Why don’t PCs use error correcting RAM? “Because Intel,” says Linus

2 min read Original article ↗

This Monday, Linux kernel creator Linus Torvalds went on a frustrated rant about the lack of Error Correcting Checksum (ECC) RAM in consumer PCs and laptops.

… the misguided and arse-backwards policy of “consumers don’t need ECC”, [made] the market for ECC memory go away.

The arguments against ECC were always complete and utter garbage. Now even the memory manufacturers are starting to do ECC internally because they finally owned up to the fact that they absolutely have to.

If you’re not familiar with ECC RAM, it’s probably because you don’t build or spec dedicated servers using server-grade CPUs and motherboards—which, unfortunately, is about the only place you actually find ECC. In a nutshell, ECC RAM includes a tiny amount of extra memory used for detection and correction of errors.

Memory errors and probability

In most modern implementations, this means for every 64-bit word stored in RAM, there are eight checking bits. A single bit error—a 0 flipped to 1, or a 1 flipped to 0—can be both detected and corrected automatically. Two bits flipped in the same word can be detected but not corrected. Three or more bits flipped in the same word will probably be detected, but detection is not guaranteed.

Bit flips can happen for many reasons, beginning with cosmic-ray impact or simple hardware failure. A large-scale study of Google servers found that roughly 32 percent of all servers (and 8 percent of all DIMMs) in Google’s fleet experience at least one memory error per year. But the vast majority of these are single-bit errors—and since Google is using server CPUs and ECC RAM, this means the machines in question keep right on trucking.

In consumer machines, even these single-bit errors—which are over 40 times more likely to occur than multiple-bit errors, according to Google’s data—go undetected and can introduce instability into systems and corruption into data.

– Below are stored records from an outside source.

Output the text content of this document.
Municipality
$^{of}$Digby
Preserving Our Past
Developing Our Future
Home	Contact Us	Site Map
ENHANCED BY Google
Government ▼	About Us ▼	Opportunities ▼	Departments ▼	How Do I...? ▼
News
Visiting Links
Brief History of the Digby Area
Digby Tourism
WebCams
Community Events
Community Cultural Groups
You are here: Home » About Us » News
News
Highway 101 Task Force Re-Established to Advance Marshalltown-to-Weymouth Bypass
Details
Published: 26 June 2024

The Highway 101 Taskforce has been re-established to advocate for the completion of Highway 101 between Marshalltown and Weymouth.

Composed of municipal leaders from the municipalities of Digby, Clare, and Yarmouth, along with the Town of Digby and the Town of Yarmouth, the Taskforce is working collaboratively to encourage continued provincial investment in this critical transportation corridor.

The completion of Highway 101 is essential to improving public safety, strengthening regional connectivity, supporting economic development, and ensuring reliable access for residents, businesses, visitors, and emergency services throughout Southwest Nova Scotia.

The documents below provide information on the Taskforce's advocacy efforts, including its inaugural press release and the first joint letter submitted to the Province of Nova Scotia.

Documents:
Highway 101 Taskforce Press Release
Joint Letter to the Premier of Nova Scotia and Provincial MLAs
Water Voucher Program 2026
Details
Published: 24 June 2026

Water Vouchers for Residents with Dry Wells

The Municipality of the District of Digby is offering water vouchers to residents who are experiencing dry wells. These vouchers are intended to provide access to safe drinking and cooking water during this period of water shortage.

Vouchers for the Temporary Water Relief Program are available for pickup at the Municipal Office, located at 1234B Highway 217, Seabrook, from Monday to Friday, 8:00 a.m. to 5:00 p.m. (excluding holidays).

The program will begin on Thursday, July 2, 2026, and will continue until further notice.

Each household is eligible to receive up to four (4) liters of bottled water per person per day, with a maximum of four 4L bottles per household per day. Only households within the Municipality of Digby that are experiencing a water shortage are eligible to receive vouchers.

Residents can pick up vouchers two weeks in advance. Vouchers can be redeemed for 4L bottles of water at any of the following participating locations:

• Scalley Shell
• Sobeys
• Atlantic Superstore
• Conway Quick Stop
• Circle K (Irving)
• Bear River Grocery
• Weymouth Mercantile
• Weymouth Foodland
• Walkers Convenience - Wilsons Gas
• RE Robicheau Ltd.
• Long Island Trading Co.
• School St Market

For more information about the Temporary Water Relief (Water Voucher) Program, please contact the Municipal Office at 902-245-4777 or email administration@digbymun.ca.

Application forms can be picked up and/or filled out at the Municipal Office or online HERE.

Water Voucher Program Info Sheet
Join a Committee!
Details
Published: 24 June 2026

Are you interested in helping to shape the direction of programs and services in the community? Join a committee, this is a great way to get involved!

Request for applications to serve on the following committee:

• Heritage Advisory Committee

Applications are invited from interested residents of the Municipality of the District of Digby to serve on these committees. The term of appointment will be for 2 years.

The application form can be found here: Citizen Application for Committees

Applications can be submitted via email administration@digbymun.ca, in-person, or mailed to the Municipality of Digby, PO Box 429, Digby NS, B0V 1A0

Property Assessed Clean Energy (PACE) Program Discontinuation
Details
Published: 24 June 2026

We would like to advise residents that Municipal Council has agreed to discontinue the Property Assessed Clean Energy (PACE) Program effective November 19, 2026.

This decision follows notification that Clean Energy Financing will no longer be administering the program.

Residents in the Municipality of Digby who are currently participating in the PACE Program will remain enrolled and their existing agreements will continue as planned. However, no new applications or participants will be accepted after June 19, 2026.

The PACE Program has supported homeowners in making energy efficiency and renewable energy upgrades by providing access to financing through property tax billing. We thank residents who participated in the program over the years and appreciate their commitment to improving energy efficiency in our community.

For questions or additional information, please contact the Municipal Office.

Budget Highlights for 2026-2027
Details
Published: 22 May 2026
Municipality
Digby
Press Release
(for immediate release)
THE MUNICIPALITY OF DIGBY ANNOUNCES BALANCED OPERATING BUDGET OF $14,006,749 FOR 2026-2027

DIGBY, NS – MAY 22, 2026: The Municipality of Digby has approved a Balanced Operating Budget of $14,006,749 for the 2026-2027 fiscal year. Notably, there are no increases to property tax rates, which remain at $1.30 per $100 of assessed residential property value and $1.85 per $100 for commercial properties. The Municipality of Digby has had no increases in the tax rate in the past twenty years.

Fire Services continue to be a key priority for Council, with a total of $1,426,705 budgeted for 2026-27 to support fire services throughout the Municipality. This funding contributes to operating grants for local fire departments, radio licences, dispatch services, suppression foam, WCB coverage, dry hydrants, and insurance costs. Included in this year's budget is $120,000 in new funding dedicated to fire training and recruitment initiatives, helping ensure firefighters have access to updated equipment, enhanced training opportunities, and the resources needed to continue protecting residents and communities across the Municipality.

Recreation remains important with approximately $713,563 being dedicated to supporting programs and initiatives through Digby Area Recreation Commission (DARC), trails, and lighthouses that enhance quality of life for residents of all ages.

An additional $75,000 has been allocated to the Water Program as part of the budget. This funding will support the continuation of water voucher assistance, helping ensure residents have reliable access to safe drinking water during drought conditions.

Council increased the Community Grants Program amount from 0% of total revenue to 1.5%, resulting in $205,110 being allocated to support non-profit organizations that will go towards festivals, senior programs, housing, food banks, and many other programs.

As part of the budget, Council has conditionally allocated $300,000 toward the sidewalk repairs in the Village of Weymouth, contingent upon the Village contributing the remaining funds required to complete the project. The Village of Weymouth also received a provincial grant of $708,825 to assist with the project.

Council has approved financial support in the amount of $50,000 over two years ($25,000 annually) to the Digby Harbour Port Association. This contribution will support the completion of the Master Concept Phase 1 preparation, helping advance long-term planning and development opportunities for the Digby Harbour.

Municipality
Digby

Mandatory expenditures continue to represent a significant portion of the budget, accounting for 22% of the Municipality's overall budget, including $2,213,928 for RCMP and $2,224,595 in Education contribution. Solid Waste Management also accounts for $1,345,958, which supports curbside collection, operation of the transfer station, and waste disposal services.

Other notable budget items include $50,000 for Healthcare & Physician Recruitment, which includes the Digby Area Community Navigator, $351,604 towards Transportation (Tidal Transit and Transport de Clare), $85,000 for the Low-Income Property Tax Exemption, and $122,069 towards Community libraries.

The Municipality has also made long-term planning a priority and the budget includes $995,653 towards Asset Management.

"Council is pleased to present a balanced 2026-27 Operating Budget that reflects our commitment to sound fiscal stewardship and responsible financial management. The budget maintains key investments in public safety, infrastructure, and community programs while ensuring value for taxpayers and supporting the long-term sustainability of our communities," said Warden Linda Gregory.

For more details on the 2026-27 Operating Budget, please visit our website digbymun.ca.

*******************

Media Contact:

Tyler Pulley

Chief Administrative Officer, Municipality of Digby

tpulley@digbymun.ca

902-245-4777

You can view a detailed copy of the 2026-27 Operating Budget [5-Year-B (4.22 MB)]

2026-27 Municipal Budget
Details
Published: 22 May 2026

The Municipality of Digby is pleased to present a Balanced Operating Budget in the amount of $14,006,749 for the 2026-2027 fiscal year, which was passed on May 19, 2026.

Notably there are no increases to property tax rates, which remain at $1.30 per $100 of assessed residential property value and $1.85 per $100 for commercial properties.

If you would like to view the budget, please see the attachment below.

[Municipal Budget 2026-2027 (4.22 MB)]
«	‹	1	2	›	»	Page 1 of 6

Bit flips aren’t always accidental

Not every RAM error is the result of a hardware failure or unintentional EMF problem. In recent years, researchers have developed increasingly practical physics-based side channel attacks, using controlled, rapid bit flips in areas of RAM accessible to one application to deduce or modify the values of data in adjacent areas of RAM they shouldn’t be able to.